As Trump Takes Office, Punishments for Pro-Palestine Protests Escalate
/CONTACT: Danya Zituni, media@palestinelegal.org
With reports that the Trump administration is plotting a whole-of-government crackdown on pro-Palestine campus demonstrators and other orders that could devastate higher education, Palestine Legal has received a recent wave of reports from students across the country confronting a new level of repression for pro-Palestine protests.
These reports of repression from students also follow a recent trend where scores of American universities have adopted new university policies of “institutional neutrality” with lightning speed, often in response to student and faculty organizing in solidarity with Palestinians.
Palestine Legal believes that these incidents paint a clear picture of a heightened campaign of repression against pro-Palestine students where extreme and police-enforced sanctions of year-long suspensions or evictions without justification – punishments more commonly reserved for students accused of toting an assault rifle to campus – represent a collapse of due process and threaten the future of the right to protest on campuses:
At the University of Chicago: Mamayan Jabateh, a queer, Black, low-income Chicagoan from the Southside and fourth-year Resident Advisor at the University of Chicago was forcibly evicted by police from their dorm room on December 11th, 2024 over participation in a pro-Palestine protest this fall – where UChicago’s private police force pepper-sprayed students and city police attacked protestors with batons. Jabateh is now awaiting court proceedings and a disciplinary trial with the university, and in the meantime has been barred from campus under the threat of arrest without justification. This incident follows a pattern of severe discrimination against Palestinian and associated students outlined in a lengthy Title VI complaint filed with the Dept of Education.

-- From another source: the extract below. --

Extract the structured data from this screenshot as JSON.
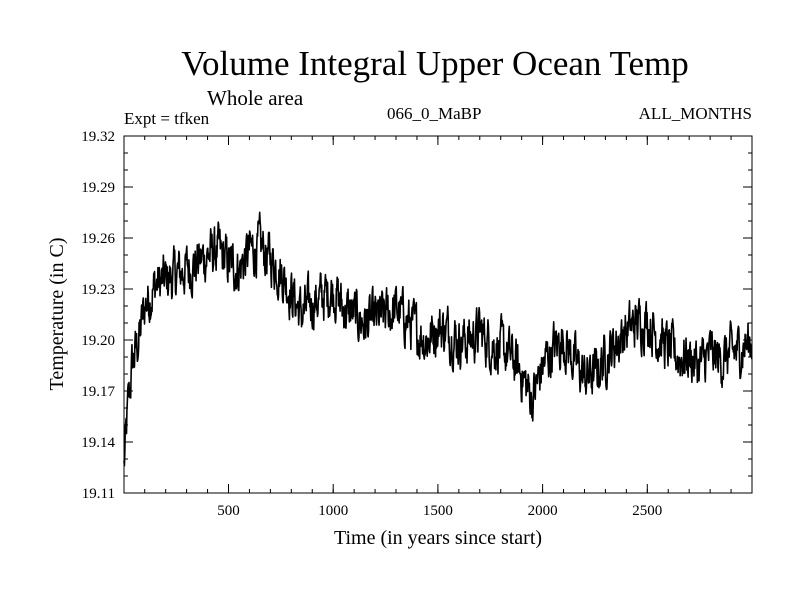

At New York University: Nadine Fattaleh, a Palestinian PhD student in the Department of Media, Culture, and Communication at New York University, was suspended for a year for simply being in the library on December 11, 2024, during a nonviolent protest. Ten other students were also suspended, with more likely to follow. This draconian case of collective punishment follows widespread public condemnation of NYU’s arrests and declaration of two tenured faculty members as Personae Non-Gratae, where none of the campus procedures for disciplinary action of faculty were followed. UPDATE: As of January 28th, Nadine has been unsuspended on appeal, but remains on disciplinary probation. 13 students at NYU are still suspended.
At the University of Minnesota: Rowan Lange is one of seven UMN students who are now facing up to two and half years of suspension in the new year and $5,000 in alleged damages without evidence, months after being arrested during the October 21, 2024 occupation of Morrill Hall (renamed Halimy Hall).
University administrators should resist pressure to erode academic freedom and free speech, and defend the rights of students and academic workers to speak up for freedom and justice — not only for Palestinians, but also for all people threatened by the Trump administration.